Driving down the ‘main street’ of Dili, past the crossroads which to the right goes to the university and the parliament (fatefully facing each other), and to the left is the scorched hulk of Hello Mister. Looking through a 10 cm strip of non-tinted glass in the taxi windshield, between the dangling chain of unidentifiable stuffed-animals dangling from suction-cups, I spot two Chinese guys squatting on their heels in front of a tarp covered in two kinds of shoes. They are hawking shoes recently hauled across the border.
“Shoes,” I said, trying to gauge the driver’s reaction.
“They must have lots of shoes in America,” he said. “Good shoes, not like these.”
“Yeah,” I said, “They all come from Indonesia though!”
I just thought of how strange this was. A pair of fairly rotten tennis shoes here will cost you $20. In America, if you go bargain shopping, you can find a quite good pair of tennis shoes for $30. They both come from Indonesia, right next door. Why doesn’t Timor get good shoes for a cheaper price?
I suppose it’s what the market will bear. Here there are not a lot of shoe buyers (more flip-flop buyers). The new-shoe buyers are most likely interested in image above all else here. Being the first shoe-wearer on the block. Customer satisfaction and quality just does not exist in a place like this. Everything is pirated, made as cheaply as possible and there is no such thing as brand loyalty.

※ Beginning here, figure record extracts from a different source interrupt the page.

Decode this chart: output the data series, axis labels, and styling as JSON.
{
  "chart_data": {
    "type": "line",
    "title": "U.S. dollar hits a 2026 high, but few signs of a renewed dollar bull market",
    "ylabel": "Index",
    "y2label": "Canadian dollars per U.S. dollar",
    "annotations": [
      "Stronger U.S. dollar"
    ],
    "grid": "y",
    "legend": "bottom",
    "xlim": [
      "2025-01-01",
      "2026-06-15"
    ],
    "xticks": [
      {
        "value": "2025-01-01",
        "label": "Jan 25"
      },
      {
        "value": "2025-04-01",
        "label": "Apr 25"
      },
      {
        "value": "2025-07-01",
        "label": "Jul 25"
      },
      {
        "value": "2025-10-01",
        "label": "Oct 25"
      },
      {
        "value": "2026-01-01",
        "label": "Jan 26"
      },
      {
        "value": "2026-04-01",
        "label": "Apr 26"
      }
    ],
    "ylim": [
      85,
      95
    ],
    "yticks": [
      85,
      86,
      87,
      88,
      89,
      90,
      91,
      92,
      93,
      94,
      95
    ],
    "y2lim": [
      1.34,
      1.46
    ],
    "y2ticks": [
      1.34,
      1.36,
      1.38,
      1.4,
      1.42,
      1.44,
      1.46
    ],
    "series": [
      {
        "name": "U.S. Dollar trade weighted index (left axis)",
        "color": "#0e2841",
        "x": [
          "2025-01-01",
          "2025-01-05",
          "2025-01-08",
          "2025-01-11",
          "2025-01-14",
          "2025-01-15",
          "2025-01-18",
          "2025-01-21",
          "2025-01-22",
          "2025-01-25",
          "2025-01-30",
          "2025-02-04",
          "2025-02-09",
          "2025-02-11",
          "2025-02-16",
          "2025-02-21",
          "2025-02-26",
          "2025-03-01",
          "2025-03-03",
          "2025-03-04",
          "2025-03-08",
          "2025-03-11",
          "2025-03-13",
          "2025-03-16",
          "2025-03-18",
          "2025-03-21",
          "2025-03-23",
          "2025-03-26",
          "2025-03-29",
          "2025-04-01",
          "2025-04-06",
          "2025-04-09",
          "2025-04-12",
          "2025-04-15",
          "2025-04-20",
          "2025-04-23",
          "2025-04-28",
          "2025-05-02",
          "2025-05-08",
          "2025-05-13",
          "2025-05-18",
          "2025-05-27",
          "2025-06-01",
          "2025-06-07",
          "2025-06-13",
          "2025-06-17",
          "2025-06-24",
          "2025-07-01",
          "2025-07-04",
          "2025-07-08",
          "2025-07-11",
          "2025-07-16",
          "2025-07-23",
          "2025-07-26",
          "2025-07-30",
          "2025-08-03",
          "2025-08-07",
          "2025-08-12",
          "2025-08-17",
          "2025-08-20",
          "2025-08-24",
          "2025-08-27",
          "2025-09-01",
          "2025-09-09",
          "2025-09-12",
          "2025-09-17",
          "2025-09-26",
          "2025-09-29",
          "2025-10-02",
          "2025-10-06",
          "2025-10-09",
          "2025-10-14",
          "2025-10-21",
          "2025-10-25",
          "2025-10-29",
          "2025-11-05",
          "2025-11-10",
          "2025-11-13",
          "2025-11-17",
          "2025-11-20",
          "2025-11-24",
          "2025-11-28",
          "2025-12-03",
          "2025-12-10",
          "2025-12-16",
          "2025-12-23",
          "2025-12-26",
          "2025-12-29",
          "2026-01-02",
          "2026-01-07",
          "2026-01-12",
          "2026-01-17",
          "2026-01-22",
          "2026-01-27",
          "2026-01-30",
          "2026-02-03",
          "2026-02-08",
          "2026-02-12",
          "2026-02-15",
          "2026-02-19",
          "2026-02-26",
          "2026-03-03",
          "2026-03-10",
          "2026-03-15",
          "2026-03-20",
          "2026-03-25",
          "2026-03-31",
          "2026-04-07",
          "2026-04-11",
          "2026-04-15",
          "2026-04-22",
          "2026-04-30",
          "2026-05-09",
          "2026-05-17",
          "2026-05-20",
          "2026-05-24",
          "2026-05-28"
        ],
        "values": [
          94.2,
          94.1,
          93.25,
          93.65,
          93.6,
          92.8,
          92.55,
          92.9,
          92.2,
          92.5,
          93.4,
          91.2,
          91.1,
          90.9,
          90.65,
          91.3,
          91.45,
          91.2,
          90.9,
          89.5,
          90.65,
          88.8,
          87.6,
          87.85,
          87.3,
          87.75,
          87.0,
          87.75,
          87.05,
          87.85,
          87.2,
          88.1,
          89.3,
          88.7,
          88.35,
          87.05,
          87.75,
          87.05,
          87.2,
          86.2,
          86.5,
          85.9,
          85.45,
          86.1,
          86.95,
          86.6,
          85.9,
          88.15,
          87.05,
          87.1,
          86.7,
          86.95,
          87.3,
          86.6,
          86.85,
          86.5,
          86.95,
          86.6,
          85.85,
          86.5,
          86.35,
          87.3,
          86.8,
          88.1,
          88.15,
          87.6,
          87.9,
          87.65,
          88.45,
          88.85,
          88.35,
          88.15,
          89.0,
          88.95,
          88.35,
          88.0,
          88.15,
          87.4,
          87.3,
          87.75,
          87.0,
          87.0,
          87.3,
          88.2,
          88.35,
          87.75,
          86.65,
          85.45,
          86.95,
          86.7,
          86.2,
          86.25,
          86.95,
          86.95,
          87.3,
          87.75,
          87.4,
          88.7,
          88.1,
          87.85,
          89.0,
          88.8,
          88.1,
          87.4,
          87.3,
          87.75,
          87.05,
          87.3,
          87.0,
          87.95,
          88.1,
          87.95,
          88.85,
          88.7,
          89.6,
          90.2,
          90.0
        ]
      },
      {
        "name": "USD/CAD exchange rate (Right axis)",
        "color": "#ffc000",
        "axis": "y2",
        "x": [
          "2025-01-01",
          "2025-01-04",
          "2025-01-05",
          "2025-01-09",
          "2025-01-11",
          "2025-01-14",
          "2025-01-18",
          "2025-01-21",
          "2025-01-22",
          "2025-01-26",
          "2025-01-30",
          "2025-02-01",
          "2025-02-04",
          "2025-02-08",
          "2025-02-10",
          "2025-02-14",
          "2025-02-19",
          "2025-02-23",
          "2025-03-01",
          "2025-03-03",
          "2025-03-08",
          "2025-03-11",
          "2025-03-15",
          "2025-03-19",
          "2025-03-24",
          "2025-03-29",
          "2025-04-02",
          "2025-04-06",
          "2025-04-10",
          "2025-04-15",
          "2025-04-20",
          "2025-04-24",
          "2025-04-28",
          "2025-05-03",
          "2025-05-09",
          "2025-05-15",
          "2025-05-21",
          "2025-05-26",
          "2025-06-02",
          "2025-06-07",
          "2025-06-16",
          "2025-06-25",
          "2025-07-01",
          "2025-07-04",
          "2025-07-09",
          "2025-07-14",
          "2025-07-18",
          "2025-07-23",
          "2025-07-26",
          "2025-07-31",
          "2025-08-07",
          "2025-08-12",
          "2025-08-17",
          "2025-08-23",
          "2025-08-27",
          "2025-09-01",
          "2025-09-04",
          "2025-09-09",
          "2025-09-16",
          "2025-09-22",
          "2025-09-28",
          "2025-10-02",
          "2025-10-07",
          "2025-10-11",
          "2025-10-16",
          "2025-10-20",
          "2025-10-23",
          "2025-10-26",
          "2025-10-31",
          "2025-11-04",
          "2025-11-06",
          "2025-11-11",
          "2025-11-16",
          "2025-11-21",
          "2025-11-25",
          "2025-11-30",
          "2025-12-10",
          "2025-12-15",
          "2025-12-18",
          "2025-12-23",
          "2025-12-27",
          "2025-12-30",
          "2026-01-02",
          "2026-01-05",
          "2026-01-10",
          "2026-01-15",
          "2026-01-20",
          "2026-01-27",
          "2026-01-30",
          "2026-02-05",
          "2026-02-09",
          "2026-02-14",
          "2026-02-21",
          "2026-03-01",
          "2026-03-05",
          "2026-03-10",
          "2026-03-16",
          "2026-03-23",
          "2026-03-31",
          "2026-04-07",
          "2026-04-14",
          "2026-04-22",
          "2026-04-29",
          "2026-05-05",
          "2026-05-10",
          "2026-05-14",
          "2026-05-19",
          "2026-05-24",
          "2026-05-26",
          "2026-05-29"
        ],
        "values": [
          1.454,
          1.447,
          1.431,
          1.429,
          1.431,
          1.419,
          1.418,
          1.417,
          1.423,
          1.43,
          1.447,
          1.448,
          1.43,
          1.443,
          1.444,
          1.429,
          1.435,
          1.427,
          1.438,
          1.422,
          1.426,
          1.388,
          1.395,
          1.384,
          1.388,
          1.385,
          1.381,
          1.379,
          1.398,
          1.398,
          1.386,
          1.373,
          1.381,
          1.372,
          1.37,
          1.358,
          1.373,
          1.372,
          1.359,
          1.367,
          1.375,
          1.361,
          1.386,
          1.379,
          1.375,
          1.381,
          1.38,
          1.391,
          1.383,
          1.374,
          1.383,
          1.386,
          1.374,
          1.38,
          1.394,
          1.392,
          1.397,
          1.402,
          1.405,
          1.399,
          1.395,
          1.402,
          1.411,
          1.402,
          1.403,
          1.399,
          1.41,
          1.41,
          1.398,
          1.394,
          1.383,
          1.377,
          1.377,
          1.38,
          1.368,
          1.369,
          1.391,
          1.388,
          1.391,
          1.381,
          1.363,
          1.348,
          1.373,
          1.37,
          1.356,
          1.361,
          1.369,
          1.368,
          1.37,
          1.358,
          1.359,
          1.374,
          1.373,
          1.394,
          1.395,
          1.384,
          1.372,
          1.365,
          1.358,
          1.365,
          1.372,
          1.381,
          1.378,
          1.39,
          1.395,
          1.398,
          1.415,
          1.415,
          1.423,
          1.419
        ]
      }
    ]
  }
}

In America there is a vast market for shoes. We demand quality, because we still remember when good shoes were made in Mexico, England and America. Image matters, but we would never accept the same rubber and plastic detritus that sells here. And we demand low prices. The race to the bottom.
In East Timor, we only have a couple of boats a week and a couple of smugglers on the streets a week. So we are getting the dregs from China and Surabaya, but not the rock bottom prices. A cycle of misery and heaps of 3-month old, destroyed shoes.